A Departing Letter to Our Members from Brian Wiedenmeier

To the members of the SF Bicycle Coalition:

It has been an immense privilege working to transform San Francisco’s streets and neighborhoods into safe, just, and livable places over the past seven years as a staff member at the SF Bicycle Coalition. The urgency of this work can be measured in the lives at stake on our streets, the health and wellbeing of our communities, and the need for dramatic reductions in carbon emissions due to automobiles. As an organization — members, staff and board — we have much to be proud of when it comes to the change we’ve brought to our streets. 

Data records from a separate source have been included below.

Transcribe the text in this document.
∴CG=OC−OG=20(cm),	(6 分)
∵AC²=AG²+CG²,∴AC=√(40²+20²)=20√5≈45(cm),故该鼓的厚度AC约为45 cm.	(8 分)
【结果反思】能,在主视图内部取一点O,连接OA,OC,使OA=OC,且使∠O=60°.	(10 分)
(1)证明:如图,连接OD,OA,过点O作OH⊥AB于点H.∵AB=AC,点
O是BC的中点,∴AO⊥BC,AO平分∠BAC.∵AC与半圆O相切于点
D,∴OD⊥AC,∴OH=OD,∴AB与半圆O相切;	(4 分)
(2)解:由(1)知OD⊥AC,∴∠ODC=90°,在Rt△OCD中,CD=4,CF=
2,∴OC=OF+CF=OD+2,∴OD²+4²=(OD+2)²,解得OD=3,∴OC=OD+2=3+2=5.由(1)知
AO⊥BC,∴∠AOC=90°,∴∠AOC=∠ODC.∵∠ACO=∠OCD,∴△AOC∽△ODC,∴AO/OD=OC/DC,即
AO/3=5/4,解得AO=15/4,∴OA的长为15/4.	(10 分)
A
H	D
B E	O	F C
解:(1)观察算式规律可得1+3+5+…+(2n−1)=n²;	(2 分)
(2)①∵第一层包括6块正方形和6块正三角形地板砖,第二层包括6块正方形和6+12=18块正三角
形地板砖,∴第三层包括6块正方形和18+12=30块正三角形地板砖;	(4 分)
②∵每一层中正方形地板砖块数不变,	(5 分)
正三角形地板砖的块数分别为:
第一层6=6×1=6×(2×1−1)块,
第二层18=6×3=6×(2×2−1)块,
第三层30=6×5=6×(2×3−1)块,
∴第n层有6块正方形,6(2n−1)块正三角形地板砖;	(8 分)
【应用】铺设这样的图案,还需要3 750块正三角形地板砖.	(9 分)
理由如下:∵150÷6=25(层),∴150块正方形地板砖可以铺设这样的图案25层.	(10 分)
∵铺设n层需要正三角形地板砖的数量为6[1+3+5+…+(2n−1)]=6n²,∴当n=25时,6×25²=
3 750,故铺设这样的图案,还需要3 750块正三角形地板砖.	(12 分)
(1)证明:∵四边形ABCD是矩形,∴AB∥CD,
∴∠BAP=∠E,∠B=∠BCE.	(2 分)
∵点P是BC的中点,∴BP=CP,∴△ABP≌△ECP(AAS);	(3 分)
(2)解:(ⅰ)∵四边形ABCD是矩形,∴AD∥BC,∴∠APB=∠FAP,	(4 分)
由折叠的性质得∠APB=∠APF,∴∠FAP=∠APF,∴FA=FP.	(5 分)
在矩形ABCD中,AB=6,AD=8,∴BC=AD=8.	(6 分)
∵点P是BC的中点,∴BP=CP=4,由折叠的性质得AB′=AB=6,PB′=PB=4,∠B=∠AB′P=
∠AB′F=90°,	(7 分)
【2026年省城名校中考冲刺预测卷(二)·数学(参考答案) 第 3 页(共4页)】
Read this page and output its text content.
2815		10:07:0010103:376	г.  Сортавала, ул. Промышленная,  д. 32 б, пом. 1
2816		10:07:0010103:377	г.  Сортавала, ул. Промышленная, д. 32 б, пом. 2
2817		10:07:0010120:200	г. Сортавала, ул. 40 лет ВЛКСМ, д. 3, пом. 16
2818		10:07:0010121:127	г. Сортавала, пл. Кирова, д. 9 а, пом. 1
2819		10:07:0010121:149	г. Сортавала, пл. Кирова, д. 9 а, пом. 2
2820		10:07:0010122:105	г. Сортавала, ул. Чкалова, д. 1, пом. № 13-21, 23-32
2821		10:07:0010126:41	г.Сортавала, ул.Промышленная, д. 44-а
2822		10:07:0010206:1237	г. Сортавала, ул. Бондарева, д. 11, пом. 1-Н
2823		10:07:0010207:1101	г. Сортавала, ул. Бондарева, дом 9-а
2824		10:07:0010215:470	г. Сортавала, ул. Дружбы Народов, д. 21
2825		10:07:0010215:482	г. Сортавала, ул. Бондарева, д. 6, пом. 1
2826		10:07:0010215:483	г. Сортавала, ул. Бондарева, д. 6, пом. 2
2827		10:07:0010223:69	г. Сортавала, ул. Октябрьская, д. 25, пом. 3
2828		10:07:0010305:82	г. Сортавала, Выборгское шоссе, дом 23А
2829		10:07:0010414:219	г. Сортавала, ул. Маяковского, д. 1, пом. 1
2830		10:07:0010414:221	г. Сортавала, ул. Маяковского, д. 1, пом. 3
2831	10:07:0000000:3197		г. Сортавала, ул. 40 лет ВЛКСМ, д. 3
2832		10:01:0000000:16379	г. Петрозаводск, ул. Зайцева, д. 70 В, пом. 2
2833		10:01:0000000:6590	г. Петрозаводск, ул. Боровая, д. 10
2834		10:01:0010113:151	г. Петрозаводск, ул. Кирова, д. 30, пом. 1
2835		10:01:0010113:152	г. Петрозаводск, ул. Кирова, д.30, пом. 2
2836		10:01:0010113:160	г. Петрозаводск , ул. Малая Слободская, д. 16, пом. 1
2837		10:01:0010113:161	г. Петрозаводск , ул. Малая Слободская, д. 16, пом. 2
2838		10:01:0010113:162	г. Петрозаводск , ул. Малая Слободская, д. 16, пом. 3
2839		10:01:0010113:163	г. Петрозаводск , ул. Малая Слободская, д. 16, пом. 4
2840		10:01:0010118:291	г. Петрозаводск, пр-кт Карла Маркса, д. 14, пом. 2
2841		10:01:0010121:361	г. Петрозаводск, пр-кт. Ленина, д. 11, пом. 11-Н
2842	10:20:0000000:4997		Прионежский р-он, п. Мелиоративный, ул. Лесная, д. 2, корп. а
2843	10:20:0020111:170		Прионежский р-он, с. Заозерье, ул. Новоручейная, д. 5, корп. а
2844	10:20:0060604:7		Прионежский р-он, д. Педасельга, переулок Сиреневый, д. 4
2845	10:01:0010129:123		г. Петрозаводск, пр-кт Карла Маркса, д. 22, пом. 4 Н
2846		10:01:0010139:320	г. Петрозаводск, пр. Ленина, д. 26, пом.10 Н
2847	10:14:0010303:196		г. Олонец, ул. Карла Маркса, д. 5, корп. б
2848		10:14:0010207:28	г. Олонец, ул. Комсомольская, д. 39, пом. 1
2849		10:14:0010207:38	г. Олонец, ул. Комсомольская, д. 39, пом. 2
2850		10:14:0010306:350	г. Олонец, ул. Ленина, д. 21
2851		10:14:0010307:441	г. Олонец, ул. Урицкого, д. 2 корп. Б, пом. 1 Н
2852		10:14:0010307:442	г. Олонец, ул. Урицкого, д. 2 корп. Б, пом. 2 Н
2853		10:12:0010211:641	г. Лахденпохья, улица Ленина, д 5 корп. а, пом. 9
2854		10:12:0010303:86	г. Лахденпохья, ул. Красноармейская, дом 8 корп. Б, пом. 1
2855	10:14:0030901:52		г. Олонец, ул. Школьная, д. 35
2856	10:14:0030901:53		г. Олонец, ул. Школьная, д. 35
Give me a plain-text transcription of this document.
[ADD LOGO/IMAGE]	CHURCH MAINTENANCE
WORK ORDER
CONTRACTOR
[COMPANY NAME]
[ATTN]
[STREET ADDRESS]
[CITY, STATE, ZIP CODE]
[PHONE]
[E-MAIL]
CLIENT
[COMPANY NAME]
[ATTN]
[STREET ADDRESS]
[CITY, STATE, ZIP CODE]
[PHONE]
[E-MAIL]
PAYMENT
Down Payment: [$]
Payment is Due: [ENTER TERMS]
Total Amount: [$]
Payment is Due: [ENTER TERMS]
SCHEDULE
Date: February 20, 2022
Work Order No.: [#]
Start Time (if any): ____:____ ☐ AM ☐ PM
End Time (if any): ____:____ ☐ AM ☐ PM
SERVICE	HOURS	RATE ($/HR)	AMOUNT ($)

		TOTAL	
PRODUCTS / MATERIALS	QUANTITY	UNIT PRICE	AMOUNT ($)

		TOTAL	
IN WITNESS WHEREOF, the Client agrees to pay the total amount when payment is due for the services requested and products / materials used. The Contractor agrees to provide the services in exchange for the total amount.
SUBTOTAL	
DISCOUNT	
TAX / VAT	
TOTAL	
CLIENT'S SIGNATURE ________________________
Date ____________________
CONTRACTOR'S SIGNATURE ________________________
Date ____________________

I know I am leaving this work in the very capable hands of the SF Bicycle Coalition staff. I have been able to watch them work magic up close, and they have inspired me daily. Get to know them better if you already don’t! Our volunteer Board of Directors is also hard at work searching for our next Executive Director. The passion and commitment of these folks gives me total confidence in finding a new a leader who can elevate our mission and values to the next level of impact. And of course you, our members, have continually buoyed my faith in our ability to come together and collectively solve big problems that would overwhelm any of us individually. Membership matters. Convince a friend who bikes in SF to join or renew today.

As I leave this role for my next professional adventure as Executive Director at Friends of the Urban Forest, I have some parting thoughts I’d like to share:

  • Car-free streets must be made permanent. San Francisco’s pandemic response, including a car-free JFK Drive, Great Highway, and Shelley Drive in McLaren Park have helped us reimagine how our streets function. We have seen the benefits for families, neighborhoods, and businesses. As we emerge from the emergency health order that transformed these streets, a necessary process will take place that can make them permanent. We will need leadership from Mayor Breed and Board of Supervisors as well as the grassroots support of our members and a broader coalition of stakeholders for that to happen. There are communities that have legitimate claims to being left out of the conversation when it comes to transportation planning. Their voices must be heard, and I believe their concerns can be addressed while preserving the many benefits of keeping car-free streets.
  • The fight won’t be won on social media, though. Twitter, Facebook, et. al. are great for many things. Sharing information widely and quickly (if not always accurately), for instance. Especially in our isolation, we have relied on them more than ever to stay connected to one another. I have learned time and again, however, that they are not how real and lasting change happens. It can feel good to Tweet a hot take, but it doesn’t win a protected bike lane or keep JFK Drive car-free. Write a letter, show up to a meeting and make public comment, and attend events in your neighborhood to make a difference
  • Organizing matters. The way we win change on our streets and in our communities is by organizing and showing up. Building a broad coalition of stakeholders in support of car-free spaces and other street transformations is hard work. It means listening to voices who may not agree with our point of view. It also means showing up in solidarity for other movements and causes that are aligned with our value of transportation justice.
  • We need to keep talking about race. The historic and continued whiteness of our organization and the broader bicycle advocacy movement means that past decisions and positions have caused unaddressed harm, particularly to Black and brown communities in SF and beyond. If the loudest voices in the room when we talk about car-free JFK Drive, for example, are still mostly white and cis male, we will continue to perpetuate that history. To other white folks in this movement: please consider listening before speaking. Try to build awareness about how you are showing up in a discussion. Educate yourself on the structures of white supremacy within transportation planning. Do the work of listening to an opposing perspective and engaging in real dialogue. Recognize your privilege and uplift the voices of others. Our movement for a safe, just, and livable San Francisco must prioritize racial justice and equity. 


I leave this role incredibly hopeful about bicycling in San Francisco. It may not always make the headlines, but the SF Bicycle Coalition is making a real difference in the lives of San Franciscans every day through our free adult bicycle education, our work with young people and their families, and our Bike it Forward Program. Promoting the bicycle for everyday transportation means breaking down the barriers that people face when choosing to bike. Safety through better infrastructure is key, but we also are working to address the gaps in knowledge and access to bicycles.  

The bicycle is a machine, and our streets are merely concrete and paint. Our work means nothing if it does not improve people’s daily lives. The joy on a child’s face when they learn to bike is as important as winning a car-free JFK Drive, and one is dependent upon the other. Show up, listen, and then speak out. The future is bright, and I remain proud to be a member of the San Francisco Bicycle Coalition.